Un impôt mondial minimum a été conclu samedi 5 juin entre les ministres des Finances du G7. À l'issue d'une réunion de deux jours à Londres, les ministres ont annoncé une meilleure répartition des recettes fiscales provenant des multinationales, particulièrement les géants du numérique.

"Cela lance le ménage contre les paradis fiscaux", a affirmé sur franceinfo Henri Sterdyniak, économiste à l'OFCE et membre des Économistes atterrés.
Pour que cet accord fonctionne, "il faut tordre le bras à un certain nombre de pays qui sont des paradis fiscaux", note Henri Sterdyniak. Selon lui, il y a notamment "un grand ménage à faire" même en France. Il cite Renault qui a "préféré mettre une partie de ses sièges sociaux aux Pays-Bas."

franceinfo : Est-ce que cet accord va mettre fin au dumping fiscal, comme l'a affirmé Bruno Le Maire ?

Henri Sterdyniak : La concurrence fiscale et l'optimisation fiscale vont être moins rentables. Il y a un taux plancher de 15% qui a été décidé. Mais vous remarquerez qu'il y a une marche entre les 15% et les 25%, qui est le taux d'imposition sur les sociétés en France, qui devient une moyenne dans beaucoup de pays. Donc il y a encore une petite marge, moins intéressante, pour l'optimisation fiscale et la concurrence fiscale. L'enjeu, c'est de réussir à l'augmenter, puisqu'il n'y a aucune raison pour qu'une grande société multinationale paie 15% sur les profits qu'elle ferait en France, alors qu'une entreprise française paierait 25%. Donc il y a toujours un écart qui persiste. C'est pour ça qu'il aurait été sympathique d'avoir un accord à 25%, et même peut-être plus. Puisqu'il faut se rappeler que ces grandes sociétés multinationales sont très riches et font beaucoup de profits. Donc elles peuvent supporter un taux plus élevé.

S'il faut qu'un maximum de pays signent cet accord, est-ce que 25% ce n'est pas trop ?

Le fait est que, pour que cet accord fonctionne, il faut tordre le bras à un certain nombre de pays qui sont des paradis fiscaux, comme l'Irlande, et des pays qui organisent l'optimisation fiscale, comme les Pays-Bas, comme Malte, comme Chypre. Et puis, il y a toutes les dépendances de la Grande-Bretagne, les îles Caïman, les îles Anglo-Normandes. Tous ces pays, il faut leur tordre le bras. Soit ils taxent à 15%, soit les fonds qui vont aller dans ces pays, la France ou d'autres pays auront le droit de les taxer à 15%. Donc, c'est conflictuel.

"On engage un combat contre un certain nombre de paradis fiscaux réglementaires."

Henri Sterdyniak, économiste à l'OFCE

à franceinfo

Il va falloir aussi convaincre l'Asie.
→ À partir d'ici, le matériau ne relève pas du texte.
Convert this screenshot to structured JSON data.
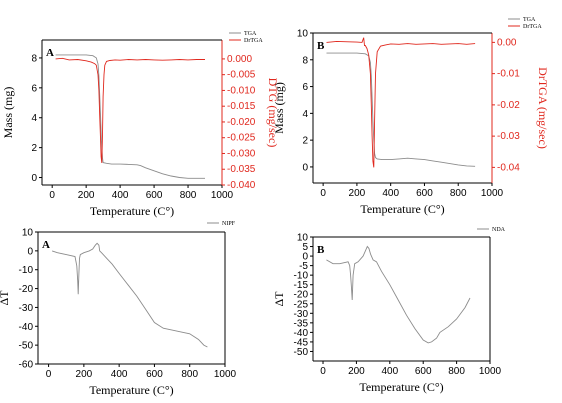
{
  "colors": {
    "tga": "#8c8c8c",
    "dtg": "#e0281e",
    "dta": "#8c8c8c",
    "axis": "#000000"
  },
  "chart_data": [
    {
      "type": "line",
      "panel_label": "A",
      "xlabel": "Temperature (C°)",
      "ylabel": "Mass (mg)",
      "ylabel2": "DTG (mg/sec)",
      "xlim": [
        -60,
        1000
      ],
      "ylim": [
        -0.5,
        9.2
      ],
      "ylim2": [
        -0.04,
        0.006
      ],
      "x_ticks": [
        0,
        200,
        400,
        600,
        800,
        1000
      ],
      "x_tick_labels": [
        "0",
        "200",
        "400",
        "600",
        "800",
        "1000"
      ],
      "y_ticks": [
        0,
        2,
        4,
        6,
        8
      ],
      "y_tick_labels": [
        "0",
        "2",
        "4",
        "6",
        "8"
      ],
      "y2_ticks": [
        0.0,
        -0.005,
        -0.01,
        -0.015,
        -0.02,
        -0.025,
        -0.03,
        -0.035,
        -0.04
      ],
      "y2_tick_labels": [
        "0.000",
        "-0.005",
        "-0.010",
        "-0.015",
        "-0.020",
        "-0.025",
        "-0.030",
        "-0.035",
        "-0.040"
      ],
      "grid": false,
      "legend_position": "top-right",
      "series": [
        {
          "name": "TGA",
          "axis": "left",
          "color": "#8c8c8c",
          "x": [
            20,
            100,
            200,
            240,
            260,
            270,
            275,
            280,
            285,
            290,
            296,
            300,
            320,
            350,
            400,
            450,
            500,
            520,
            550,
            600,
            650,
            700,
            750,
            800,
            850,
            900
          ],
          "y": [
            8.2,
            8.2,
            8.2,
            8.15,
            8.0,
            7.6,
            6.8,
            5.5,
            4.0,
            2.5,
            1.3,
            1.0,
            0.95,
            0.9,
            0.9,
            0.88,
            0.85,
            0.8,
            0.65,
            0.45,
            0.25,
            0.1,
            0.0,
            -0.05,
            -0.05,
            -0.05
          ]
        },
        {
          "name": "DrTGA",
          "axis": "right",
          "color": "#e0281e",
          "x": [
            20,
            60,
            100,
            150,
            200,
            230,
            250,
            260,
            270,
            275,
            280,
            285,
            288,
            292,
            296,
            300,
            305,
            310,
            320,
            340,
            370,
            400,
            450,
            500,
            550,
            600,
            650,
            700,
            750,
            800,
            850,
            900
          ],
          "y": [
            0.0,
            0.0002,
            -0.0003,
            -0.0002,
            -0.0006,
            -0.001,
            -0.0015,
            -0.002,
            -0.005,
            -0.01,
            -0.018,
            -0.026,
            -0.031,
            -0.033,
            -0.024,
            -0.012,
            -0.005,
            -0.002,
            -0.0008,
            -0.0005,
            -0.0003,
            -0.0004,
            -0.0002,
            -0.0003,
            -0.0002,
            -0.0003,
            -0.0004,
            -0.0003,
            -0.0002,
            -0.0003,
            -0.0002,
            -0.0002
          ]
        }
      ]
    },
    {
      "type": "line",
      "panel_label": "B",
      "xlabel": "Temperature (C°)",
      "ylabel": "Mass (mg)",
      "ylabel2": "DrTGA (mg/sec)",
      "xlim": [
        -60,
        1000
      ],
      "ylim": [
        -1.2,
        10
      ],
      "ylim2": [
        -0.045,
        0.003
      ],
      "x_ticks": [
        0,
        200,
        400,
        600,
        800,
        1000
      ],
      "x_tick_labels": [
        "0",
        "200",
        "400",
        "600",
        "800",
        "1000"
      ],
      "y_ticks": [
        0,
        2,
        4,
        6,
        8,
        10
      ],
      "y_tick_labels": [
        "0",
        "2",
        "4",
        "6",
        "8",
        "10"
      ],
      "y2_ticks": [
        0.0,
        -0.01,
        -0.02,
        -0.03,
        -0.04
      ],
      "y2_tick_labels": [
        "0.00",
        "-0.01",
        "-0.02",
        "-0.03",
        "-0.04"
      ],
      "grid": false,
      "legend_position": "top-right",
      "series": [
        {
          "name": "TGA",
          "axis": "left",
          "color": "#8c8c8c",
          "x": [
            20,
            100,
            200,
            250,
            270,
            280,
            285,
            290,
            295,
            300,
            305,
            310,
            320,
            350,
            400,
            450,
            500,
            550,
            600,
            650,
            700,
            750,
            800,
            850,
            900
          ],
          "y": [
            8.5,
            8.5,
            8.5,
            8.45,
            8.3,
            7.8,
            6.8,
            5.2,
            3.5,
            2.0,
            1.0,
            0.7,
            0.6,
            0.55,
            0.55,
            0.6,
            0.65,
            0.6,
            0.55,
            0.45,
            0.35,
            0.25,
            0.15,
            0.08,
            0.05
          ]
        },
        {
          "name": "DrTGA",
          "axis": "right",
          "color": "#e0281e",
          "x": [
            20,
            80,
            150,
            200,
            230,
            240,
            245,
            250,
            260,
            270,
            280,
            285,
            290,
            295,
            300,
            305,
            310,
            320,
            340,
            370,
            400,
            450,
            500,
            550,
            600,
            650,
            700,
            750,
            800,
            850,
            900
          ],
          "y": [
            0.0,
            0.0003,
            0.0002,
            0.0001,
            0.0,
            0.0015,
            -0.001,
            -0.001,
            -0.002,
            -0.004,
            -0.01,
            -0.02,
            -0.03,
            -0.038,
            -0.04,
            -0.025,
            -0.01,
            -0.003,
            -0.0012,
            -0.0008,
            -0.0005,
            -0.0006,
            -0.0004,
            -0.0006,
            -0.0005,
            -0.0004,
            -0.0006,
            -0.0005,
            -0.0004,
            -0.0006,
            -0.0004
          ]
        }
      ]
    },
    {
      "type": "line",
      "panel_label": "A",
      "xlabel": "Temperature (C°)",
      "ylabel": "ΔT",
      "xlim": [
        -60,
        1000
      ],
      "ylim": [
        -60,
        10
      ],
      "x_ticks": [
        0,
        200,
        400,
        600,
        800,
        1000
      ],
      "x_tick_labels": [
        "0",
        "200",
        "400",
        "600",
        "800",
        "1000"
      ],
      "y_ticks": [
        10,
        0,
        -10,
        -20,
        -30,
        -40,
        -50,
        -60
      ],
      "y_tick_labels": [
        "10",
        "0",
        "-10",
        "-20",
        "-30",
        "-40",
        "-50",
        "-60"
      ],
      "grid": false,
      "legend_position": "top-right",
      "series": [
        {
          "name": "NIPF",
          "axis": "left",
          "color": "#8c8c8c",
          "x": [
            20,
            50,
            100,
            150,
            160,
            165,
            168,
            172,
            175,
            180,
            200,
            230,
            250,
            265,
            275,
            285,
            290,
            300,
            330,
            360,
            400,
            450,
            500,
            550,
            600,
            650,
            700,
            750,
            800,
            850,
            880,
            900
          ],
          "y": [
            0,
            -1,
            -2,
            -3,
            -8,
            -16,
            -23,
            -12,
            -4,
            -2,
            -1,
            0,
            1,
            3,
            4,
            3,
            0,
            -1,
            -4,
            -7,
            -12,
            -18,
            -24,
            -31,
            -38,
            -41,
            -42,
            -43,
            -44,
            -47,
            -50,
            -51
          ]
        }
      ]
    },
    {
      "type": "line",
      "panel_label": "B",
      "xlabel": "Temperature (C°)",
      "ylabel": "ΔT",
      "xlim": [
        -60,
        1000
      ],
      "ylim": [
        -55,
        10
      ],
      "x_ticks": [
        0,
        200,
        400,
        600,
        800,
        1000
      ],
      "x_tick_labels": [
        "0",
        "200",
        "400",
        "600",
        "800",
        "1000"
      ],
      "y_ticks": [
        10,
        5,
        0,
        -5,
        -10,
        -15,
        -20,
        -25,
        -30,
        -35,
        -40,
        -45,
        -50
      ],
      "y_tick_labels": [
        "10",
        "5",
        "0",
        "-5",
        "-10",
        "-15",
        "-20",
        "-25",
        "-30",
        "-35",
        "-40",
        "-45",
        "-50"
      ],
      "grid": false,
      "legend_position": "top-right",
      "series": [
        {
          "name": "NDA",
          "axis": "left",
          "color": "#8c8c8c",
          "x": [
            20,
            60,
            100,
            150,
            160,
            165,
            170,
            175,
            180,
            190,
            210,
            240,
            255,
            265,
            275,
            285,
            300,
            320,
            350,
            400,
            450,
            500,
            550,
            600,
            630,
            650,
            680,
            700,
            750,
            800,
            850,
            880
          ],
          "y": [
            -2,
            -4,
            -4,
            -3,
            -5,
            -10,
            -16,
            -23,
            -10,
            -4,
            -3,
            0,
            3,
            5,
            4,
            1,
            -2,
            -3,
            -8,
            -15,
            -23,
            -31,
            -38,
            -44,
            -45.5,
            -45,
            -43,
            -40,
            -37,
            -33,
            -27,
            -22
          ]
        }
      ]
    }
  ]
}
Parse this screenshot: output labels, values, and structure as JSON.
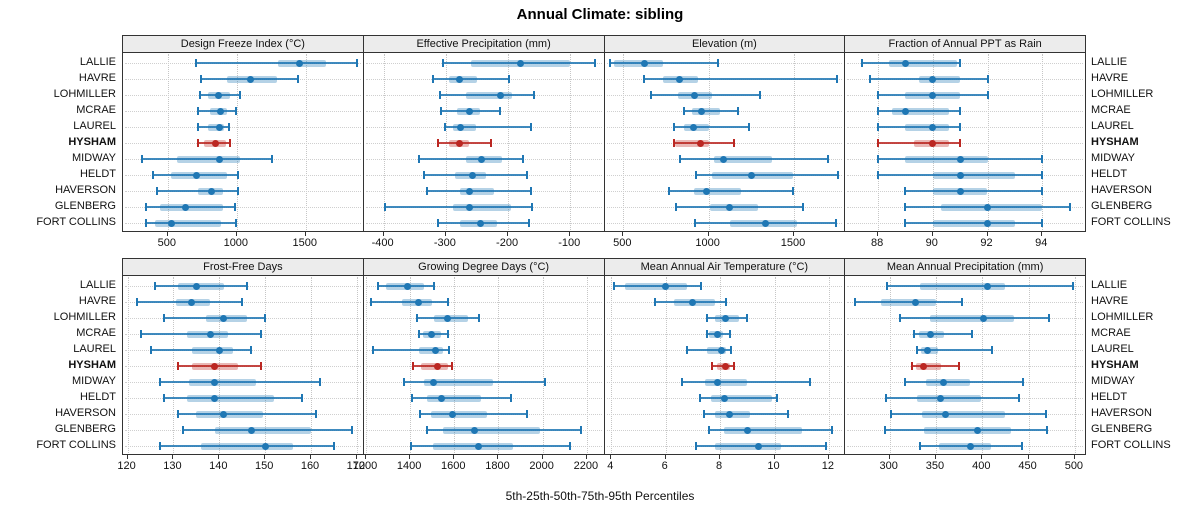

Est-ce que c'est possible que des pays comme la Chine augmentent leurs taux d'imposition ?

Oui. D'abord, la Chine a un taux d'imposition de 20%. Ce n'est pas là vraiment le problème. Et puis, les pays asiatiques, les pays en développement, ont tout à fait le droit de taxer les multinationales qui opèrent sur leur territoire. Donc ils peuvent bénéficier eux aussi de la mesure. Il faut bien voir qu'il y a deux piliers. Les États-Unis ont accepté le pilier 1, c'est-à-dire le fait qu'ils vont partager le droit de taxer les multinationales, en contrepartie du pilier 2, qui est qu'ils pourront taxer les profits faits par les entreprises américaines à l'étranger. Donc, c'est un compromis pour les États-Unis, mais cela peut être une bonne chose pour les pays en développement s'ils réussissent à obtenir le droit de taxer les multinationales qui opèrent dans leur pays, et en particulier un certain nombre de multinationales françaises qui opèrent en Afrique.

Est-ce que même à 15%, cela peut être intéressant pour la France pour attirer des sièges de multinationales sur son sol ?

L'intérêt pour la France, c'est avant tout d'éviter que les multinationales installées en France ne transfèrent des fonds vers des pays à fiscalité plus satisfaisante. Par ailleurs, la mesure rend moins intéressant le transfert des sièges dans les autres pays. En particulier, il va falloir être très vigilant sur les Pays-Bas et la Belgique qui ont des dispositifs qui permettent aux multinationales d'échapper à l'impôt. Et une fois qu'on aura fait disparaître tous ces dispositifs, les multinationales pourront avoir leur siège en France. On a vu que Renault, par exemple, entreprise soi-disant prétendue française, a préféré mettre une partie de ses sièges sociaux aux Pays-Bas, justement parce que les Pays-Bas sont un paradis réglementaire. Il y a un grand ménage à faire. Et cet accord lance le ménage contre les paradis fiscaux et les paradis réglementaires.